Data included up to 147 genes addressing inherited health conditions such as FH. Investigators collected information on age and ancestry through self-report, either preset options or free text answers.
The team tested each cohort for more than 2000 possible variants in 4 FH-associated genes: LDLR, APOB, PCSK9, and LDLRAPI.
Main outcomes included the number of pathogenic or likely pathogenic (P/LP) variants.
Sturm and colleagues found 4563 individuals referred by clinician for FH testing based on clinical suspicion.
Median age at testing was 49 years, with 2528 female individuals.
Through self-report, investigators identified 2902 (63.6%) White/Caucasian, 315 (6.9%) were Hispanic, 280 were Black/African American, and 214 (4.7%) were Asian.
Data show positive detection rate by NGS was 27.0% (1230 of 4563), while testing using the 24-variant array-based test, only 8.4% would have been identified and thus, informed they were carrying a disease-associated variant.
Further, 69% of individuals (843 of 1230) with P/LP identified by the NGS-based test would have been missed by the array-based test.
The team noted that ancestry had an impact on the potential for missed findings in the indication cohort among individuals with a P/LP finding.
Data show 93.7% (59 of 63) of self-reported Black/African American individuals and 84.7% (122 of 144) of Hispanic individuals would have been missed through the limited variant screen, in comparison to 33.3% (4 of 12) Ashkenazi Jewish individuals.
The team found the prevalence of clinically significant FH variants was approximately 1:191 per the comprehensive test.
The study shows 61.8% (21 of 34) individuals with an FH-associated P/LP finding would have been missed by limited-variant screen.

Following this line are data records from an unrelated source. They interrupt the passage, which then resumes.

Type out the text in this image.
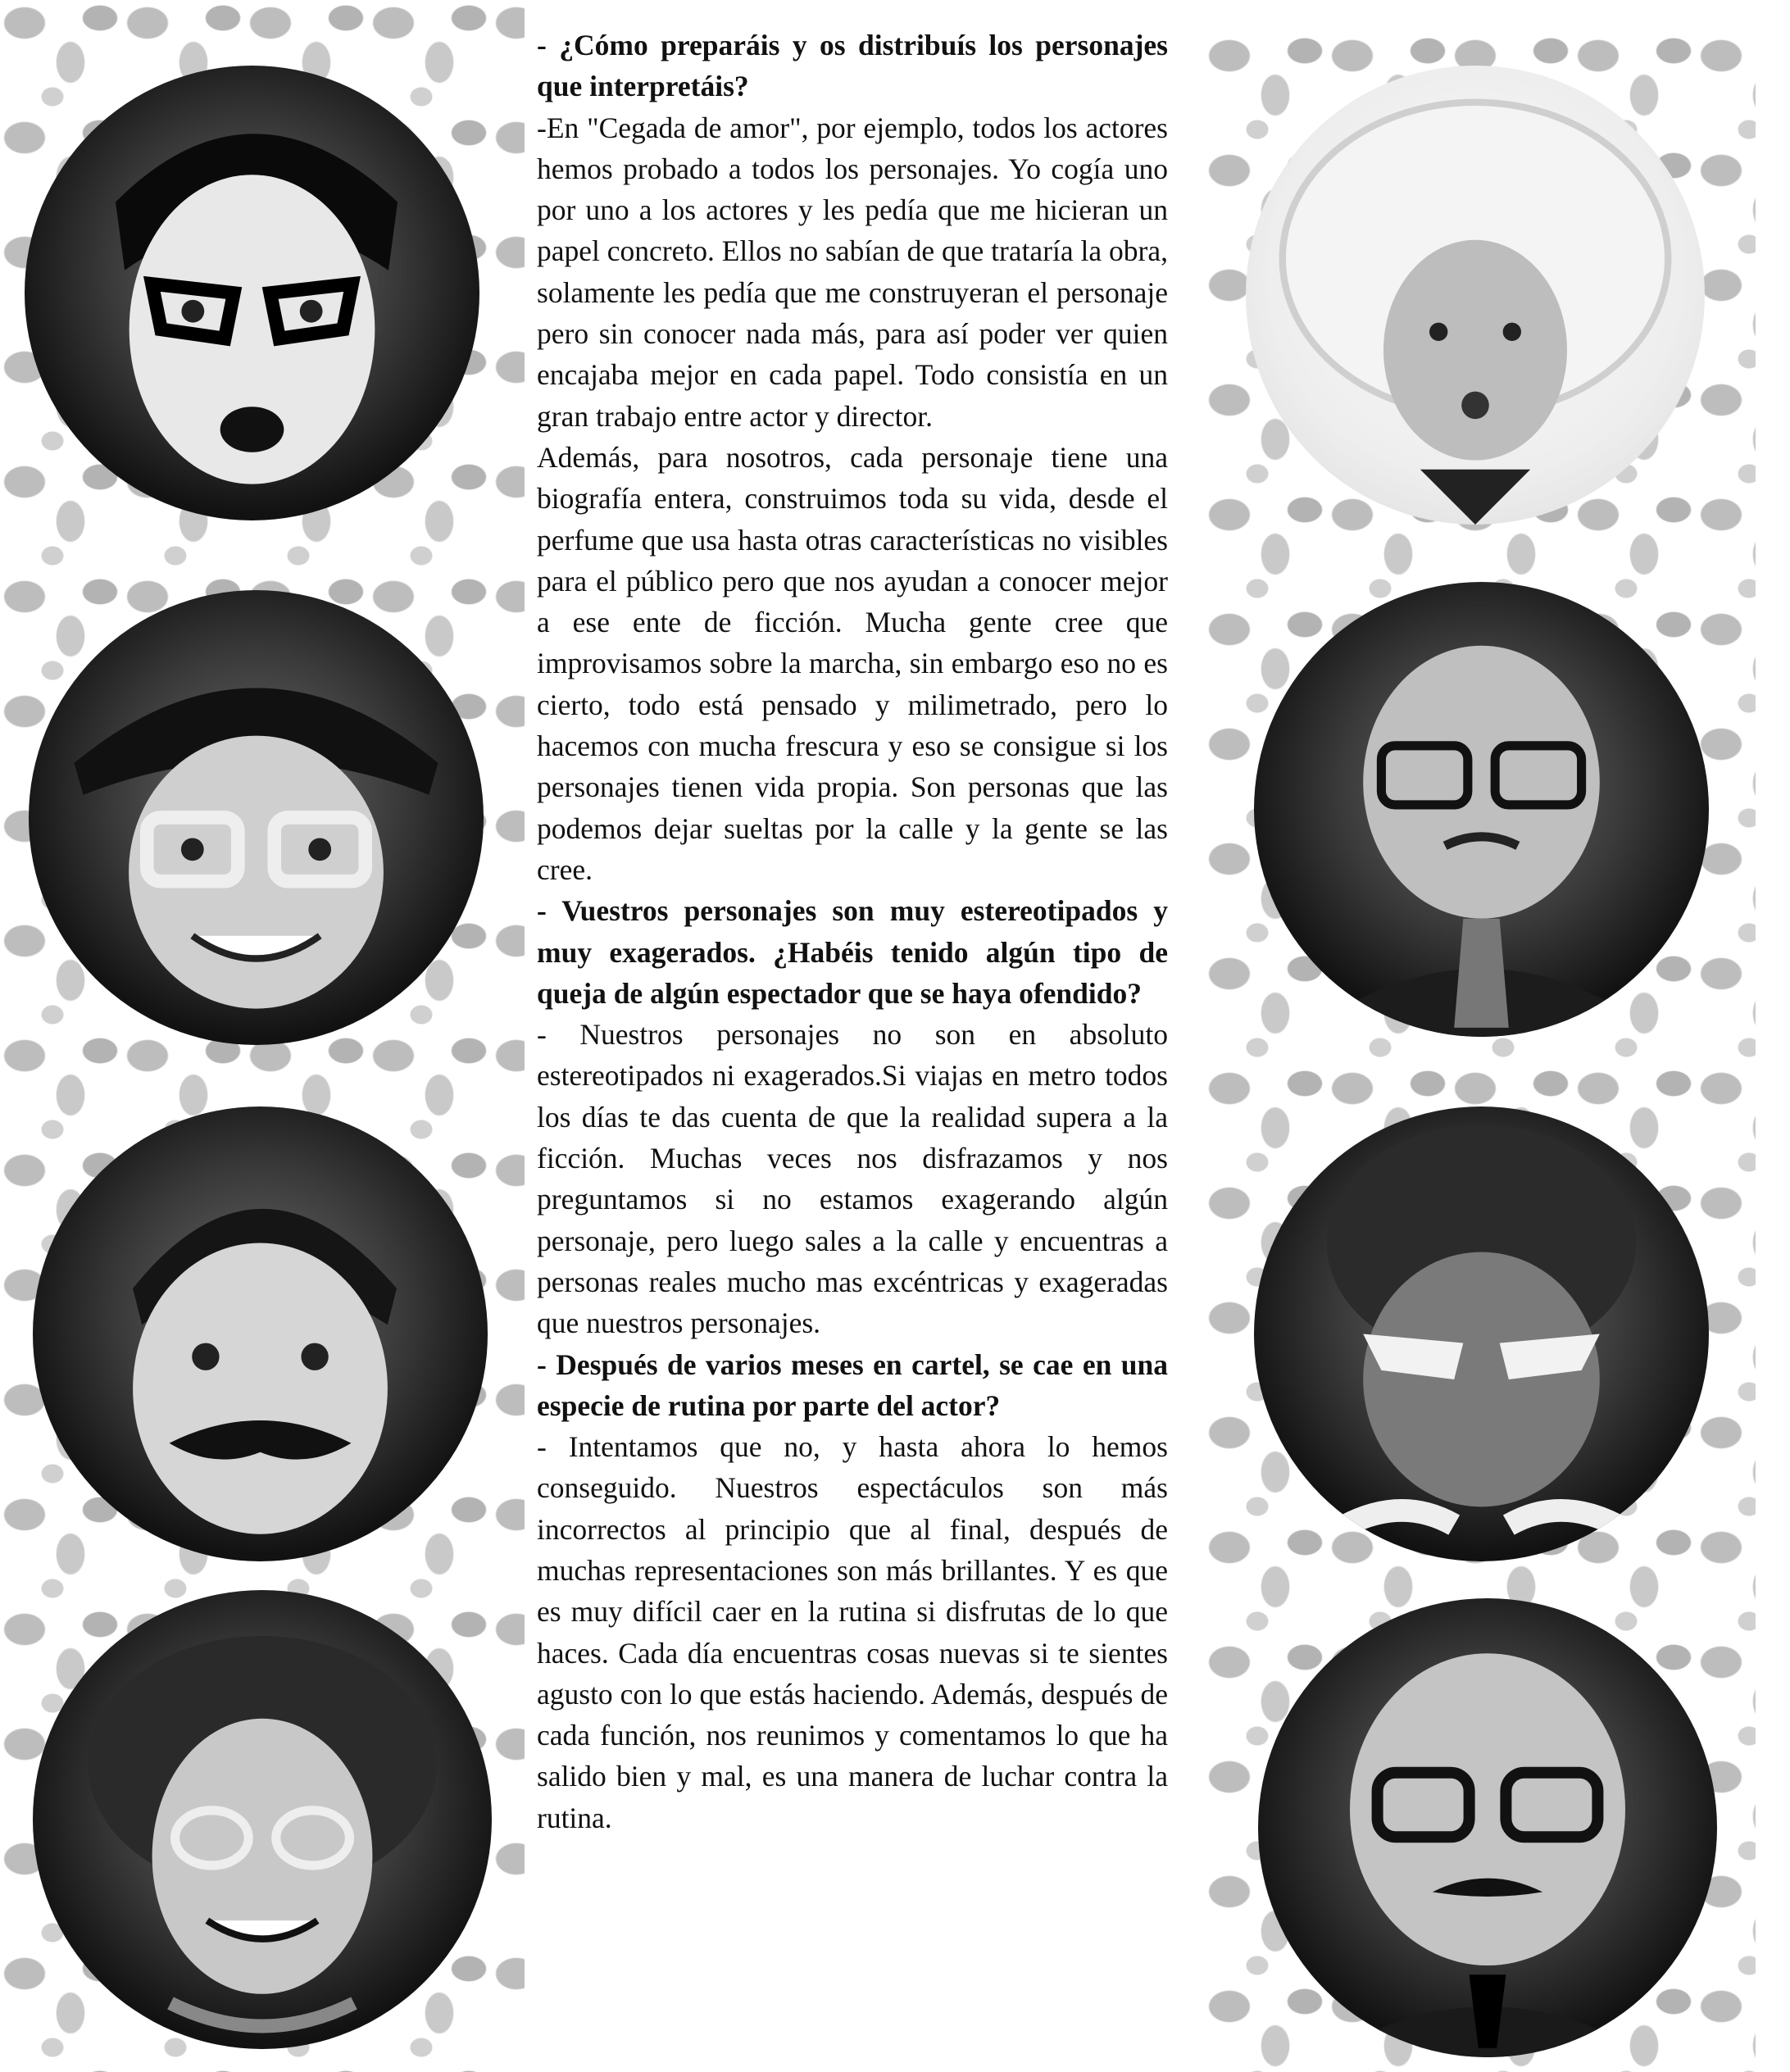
- ¿Cómo preparáis y os distribuís los personajes que interpretáis?

-En "Cegada de amor", por ejemplo, todos los actores hemos probado a todos los personajes. Yo cogía uno por uno a los actores y les pedía que me hicieran un papel concreto. Ellos no sabían de que trataría la obra, solamente les pedía que me construyeran el personaje pero sin conocer nada más, para así poder ver quien encajaba mejor en cada papel. Todo consistía en un gran trabajo entre actor y director.

Además, para nosotros, cada personaje tiene una biografía entera, construimos toda su vida, desde el perfume que usa hasta otras características no visibles para el público pero que nos ayudan a conocer mejor a ese ente de ficción. Mucha gente cree que improvisamos sobre la marcha, sin embargo eso no es cierto, todo está pensado y milimetrado, pero lo hacemos con mucha frescura y eso se consigue si los personajes tienen vida propia. Son personas que las podemos dejar sueltas por la calle y la gente se las cree.

- Vuestros personajes son muy estereotipados y muy exagerados. ¿Habéis tenido algún tipo de queja de algún espectador que se haya ofendido?

- Nuestros personajes no son en absoluto estereotipados ni exagerados.Si viajas en metro todos los días te das cuenta de que la realidad supera a la ficción. Muchas veces nos disfrazamos y nos preguntamos si no estamos exagerando algún personaje, pero luego sales a la calle y encuentras a personas reales mucho mas excéntricas y exageradas que nuestros personajes.

- Después de varios meses en cartel, se cae en una especie de rutina por parte del actor?

- Intentamos que no, y hasta ahora lo hemos conseguido. Nuestros espectáculos son más incorrectos al principio que al final, después de muchas representaciones son más brillantes. Y es que es muy difícil caer en la rutina si disfrutas de lo que haces. Cada día encuentras cosas nuevas si te sientes agusto con lo que estás haciendo. Además, después de cada función, nos reunimos y comentamos lo que ha salido bien y mal, es una manera de luchar contra la rutina.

Investigators concluded that limited-variant, array-based testing may significantly reduce clinical sensitivity and create false reassurance among patients with disease-causing FH variants.
“Whether testing is obtained directly by a consumer or through a clinical setting, those tested should consult with a genetic counselor or other qualified health care professional to fully understand the benefits and limitations of the different types of genetic testing for FH,” investigators wrote.
The study, “Limited-Variant Screening vs Comprehensive Genetic Testing for Familial Hypercholesterolemia Diagnosis,” was published online in JAMA Cardiology.